1. Why would anyone expect there to be an answer to this sort of framing of a “why” question?
2. Given that the current observable situation for humans is “here we are, there those things are”, why do we keep framing this question as if it’s surprising that things exist?
3. Why would the starting situation for a universe ever be assumed to be “in the beginning, there was nothing”? (Except that, of course, many human religions say so… interesting that they all do…) But what if there “was always” something in whatever the universe and time are? It seems to me there needs to pre-exist some context in which a universe can be created into, if one needs to frame the idea that way.

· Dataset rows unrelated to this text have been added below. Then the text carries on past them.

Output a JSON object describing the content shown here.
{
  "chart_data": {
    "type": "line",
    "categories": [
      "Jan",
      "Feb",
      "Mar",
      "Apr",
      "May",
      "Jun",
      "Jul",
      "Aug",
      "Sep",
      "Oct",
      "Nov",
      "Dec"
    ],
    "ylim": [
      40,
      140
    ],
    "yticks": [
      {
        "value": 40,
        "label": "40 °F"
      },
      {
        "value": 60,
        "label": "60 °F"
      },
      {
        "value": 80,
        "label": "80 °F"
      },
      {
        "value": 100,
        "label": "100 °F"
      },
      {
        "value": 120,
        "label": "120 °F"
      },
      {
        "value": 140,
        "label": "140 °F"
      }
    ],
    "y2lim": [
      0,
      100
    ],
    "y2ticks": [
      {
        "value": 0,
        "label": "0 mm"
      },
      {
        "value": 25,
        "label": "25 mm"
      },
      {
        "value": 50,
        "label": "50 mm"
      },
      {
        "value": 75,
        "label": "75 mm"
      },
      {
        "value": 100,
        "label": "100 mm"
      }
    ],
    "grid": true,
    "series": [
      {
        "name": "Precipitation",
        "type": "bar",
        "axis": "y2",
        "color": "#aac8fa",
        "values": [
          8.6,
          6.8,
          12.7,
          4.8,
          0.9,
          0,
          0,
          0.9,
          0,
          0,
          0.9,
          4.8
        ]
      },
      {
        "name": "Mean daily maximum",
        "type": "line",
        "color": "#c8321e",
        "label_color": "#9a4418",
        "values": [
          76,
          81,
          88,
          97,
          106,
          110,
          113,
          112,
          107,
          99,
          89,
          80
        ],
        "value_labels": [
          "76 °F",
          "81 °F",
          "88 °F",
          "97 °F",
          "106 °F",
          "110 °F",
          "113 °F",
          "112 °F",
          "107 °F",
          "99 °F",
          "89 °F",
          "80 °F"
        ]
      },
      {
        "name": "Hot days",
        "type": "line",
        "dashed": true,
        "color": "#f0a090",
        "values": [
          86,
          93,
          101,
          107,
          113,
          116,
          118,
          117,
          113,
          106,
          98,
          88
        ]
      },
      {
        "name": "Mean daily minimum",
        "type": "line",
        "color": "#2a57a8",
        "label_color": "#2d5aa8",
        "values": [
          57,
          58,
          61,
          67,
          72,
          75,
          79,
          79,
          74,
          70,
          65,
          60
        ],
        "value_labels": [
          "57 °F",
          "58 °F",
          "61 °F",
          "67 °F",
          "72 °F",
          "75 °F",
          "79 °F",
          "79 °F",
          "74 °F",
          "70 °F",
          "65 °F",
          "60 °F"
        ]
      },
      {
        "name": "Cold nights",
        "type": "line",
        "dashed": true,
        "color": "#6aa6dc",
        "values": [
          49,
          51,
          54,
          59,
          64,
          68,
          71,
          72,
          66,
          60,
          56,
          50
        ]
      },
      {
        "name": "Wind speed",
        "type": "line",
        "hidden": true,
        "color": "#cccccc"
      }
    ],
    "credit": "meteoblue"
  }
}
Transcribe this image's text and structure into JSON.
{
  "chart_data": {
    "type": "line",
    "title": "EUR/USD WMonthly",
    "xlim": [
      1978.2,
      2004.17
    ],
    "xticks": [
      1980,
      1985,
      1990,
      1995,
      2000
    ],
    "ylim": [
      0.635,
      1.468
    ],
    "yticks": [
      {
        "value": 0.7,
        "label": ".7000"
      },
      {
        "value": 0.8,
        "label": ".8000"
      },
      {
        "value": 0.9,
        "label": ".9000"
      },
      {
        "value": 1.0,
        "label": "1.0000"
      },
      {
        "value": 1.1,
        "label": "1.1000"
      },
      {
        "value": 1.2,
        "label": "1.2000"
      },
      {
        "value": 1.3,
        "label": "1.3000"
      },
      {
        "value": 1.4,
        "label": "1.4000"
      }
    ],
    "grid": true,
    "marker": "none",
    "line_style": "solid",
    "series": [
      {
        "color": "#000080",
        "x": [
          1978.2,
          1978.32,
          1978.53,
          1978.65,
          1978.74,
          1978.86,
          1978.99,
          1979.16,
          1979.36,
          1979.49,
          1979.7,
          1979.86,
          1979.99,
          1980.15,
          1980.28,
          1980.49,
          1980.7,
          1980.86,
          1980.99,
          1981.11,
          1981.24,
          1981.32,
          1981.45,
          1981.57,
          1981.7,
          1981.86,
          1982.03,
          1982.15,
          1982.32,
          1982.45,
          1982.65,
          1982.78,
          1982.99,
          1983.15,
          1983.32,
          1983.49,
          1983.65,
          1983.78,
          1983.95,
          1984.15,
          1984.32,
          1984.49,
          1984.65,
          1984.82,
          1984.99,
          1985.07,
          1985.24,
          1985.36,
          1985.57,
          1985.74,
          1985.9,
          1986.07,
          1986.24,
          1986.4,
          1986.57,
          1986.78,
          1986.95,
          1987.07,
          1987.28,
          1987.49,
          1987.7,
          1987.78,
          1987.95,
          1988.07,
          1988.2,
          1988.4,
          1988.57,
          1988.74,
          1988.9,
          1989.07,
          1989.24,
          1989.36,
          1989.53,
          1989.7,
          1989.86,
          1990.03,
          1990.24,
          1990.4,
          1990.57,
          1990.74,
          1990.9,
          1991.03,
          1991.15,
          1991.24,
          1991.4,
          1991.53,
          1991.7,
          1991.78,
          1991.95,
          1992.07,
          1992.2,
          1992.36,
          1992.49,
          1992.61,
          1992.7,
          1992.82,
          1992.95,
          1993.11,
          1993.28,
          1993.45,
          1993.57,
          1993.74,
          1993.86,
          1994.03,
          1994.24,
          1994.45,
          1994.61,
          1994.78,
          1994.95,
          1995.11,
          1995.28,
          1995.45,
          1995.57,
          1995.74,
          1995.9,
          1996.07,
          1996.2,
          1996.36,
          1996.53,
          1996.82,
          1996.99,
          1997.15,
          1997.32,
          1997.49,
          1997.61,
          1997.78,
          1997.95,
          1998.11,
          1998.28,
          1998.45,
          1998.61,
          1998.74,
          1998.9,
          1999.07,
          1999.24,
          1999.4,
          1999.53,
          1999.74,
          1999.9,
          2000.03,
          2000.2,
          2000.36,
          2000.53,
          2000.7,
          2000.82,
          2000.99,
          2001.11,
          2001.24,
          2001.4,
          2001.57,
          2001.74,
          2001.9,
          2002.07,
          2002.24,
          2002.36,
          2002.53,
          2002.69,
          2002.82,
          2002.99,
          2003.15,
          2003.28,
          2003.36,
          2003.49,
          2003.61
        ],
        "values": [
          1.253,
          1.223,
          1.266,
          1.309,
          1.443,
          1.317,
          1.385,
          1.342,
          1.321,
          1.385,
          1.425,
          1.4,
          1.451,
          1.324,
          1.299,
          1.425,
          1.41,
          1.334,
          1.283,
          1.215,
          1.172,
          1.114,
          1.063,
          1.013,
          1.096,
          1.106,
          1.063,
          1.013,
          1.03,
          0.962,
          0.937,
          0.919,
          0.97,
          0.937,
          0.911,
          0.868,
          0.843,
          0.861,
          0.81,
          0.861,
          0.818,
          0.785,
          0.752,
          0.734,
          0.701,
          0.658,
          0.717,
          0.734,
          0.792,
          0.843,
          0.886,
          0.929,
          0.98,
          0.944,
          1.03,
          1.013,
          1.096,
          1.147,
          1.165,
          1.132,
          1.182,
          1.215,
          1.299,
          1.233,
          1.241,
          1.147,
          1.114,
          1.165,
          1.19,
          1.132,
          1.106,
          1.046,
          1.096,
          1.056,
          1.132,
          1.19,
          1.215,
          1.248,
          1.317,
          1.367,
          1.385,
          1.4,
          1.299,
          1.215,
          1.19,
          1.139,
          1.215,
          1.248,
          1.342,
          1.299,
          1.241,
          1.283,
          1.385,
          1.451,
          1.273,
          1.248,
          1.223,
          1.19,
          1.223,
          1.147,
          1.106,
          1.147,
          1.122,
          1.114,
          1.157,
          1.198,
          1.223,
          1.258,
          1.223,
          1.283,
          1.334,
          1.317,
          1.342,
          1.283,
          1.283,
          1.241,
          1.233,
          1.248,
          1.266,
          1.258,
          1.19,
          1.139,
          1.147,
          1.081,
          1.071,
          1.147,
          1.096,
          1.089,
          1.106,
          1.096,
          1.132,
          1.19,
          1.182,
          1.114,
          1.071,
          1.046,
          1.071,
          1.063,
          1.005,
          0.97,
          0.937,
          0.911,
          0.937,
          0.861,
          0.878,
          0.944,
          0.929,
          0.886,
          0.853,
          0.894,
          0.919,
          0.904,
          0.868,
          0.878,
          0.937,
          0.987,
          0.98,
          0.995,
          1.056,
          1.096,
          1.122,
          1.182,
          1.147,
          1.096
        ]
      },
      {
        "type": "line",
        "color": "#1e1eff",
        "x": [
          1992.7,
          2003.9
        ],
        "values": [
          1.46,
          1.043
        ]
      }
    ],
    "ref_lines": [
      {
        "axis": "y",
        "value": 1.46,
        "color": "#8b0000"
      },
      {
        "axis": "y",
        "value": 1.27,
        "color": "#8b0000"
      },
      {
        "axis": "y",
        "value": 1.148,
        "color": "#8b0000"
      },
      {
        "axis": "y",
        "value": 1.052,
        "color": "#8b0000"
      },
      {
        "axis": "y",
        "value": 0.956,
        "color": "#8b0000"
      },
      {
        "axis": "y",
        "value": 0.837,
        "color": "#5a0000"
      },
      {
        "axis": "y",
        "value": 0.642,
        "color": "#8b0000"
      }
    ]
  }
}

4. God creating a universe is a metaphor, not a literal thing, in every religion, when understood at the level of its philosophical intent for people who understand it. “There was an actual God, and he made stuff” is just something to say to get unsophisticated people to stop asking questions. God is a metaphor for the universe in its totality. God made the universe and has a plan for every atom… because “God” includes the entire universe and everything about it… God is not a dude with a beard somewhere, or even that sort of thing, at all.
5. If you ask how God came to exist, you’re asking how the universe came to exist, but universe is a universal concept, so it’s a pretty self-referential question from the literal point of view the question seems to be asking from.
6. A related (or possibly the same question), is why your consciousness exists, and why its attention is on the person and time it is on.
7. Many religions at their mystic/guru level lead to a relationship to the universe as an illusion, and the higher level of reality being a god consciousness which is the consciousness we all experience and is the only thing that actually exists.
8. Some philosophy and physics and mysticism suggest that there may be a multiverse or even a continuous infinity of universes with different natures and timelines. What that even is, and what might exist conceptually above that at even more levels, it seems to me, is in a context outside what we think of as “the universe”, and we don’t know what that is, but it seems like it might be necessary to answer “why” or “how” the universe came to exist.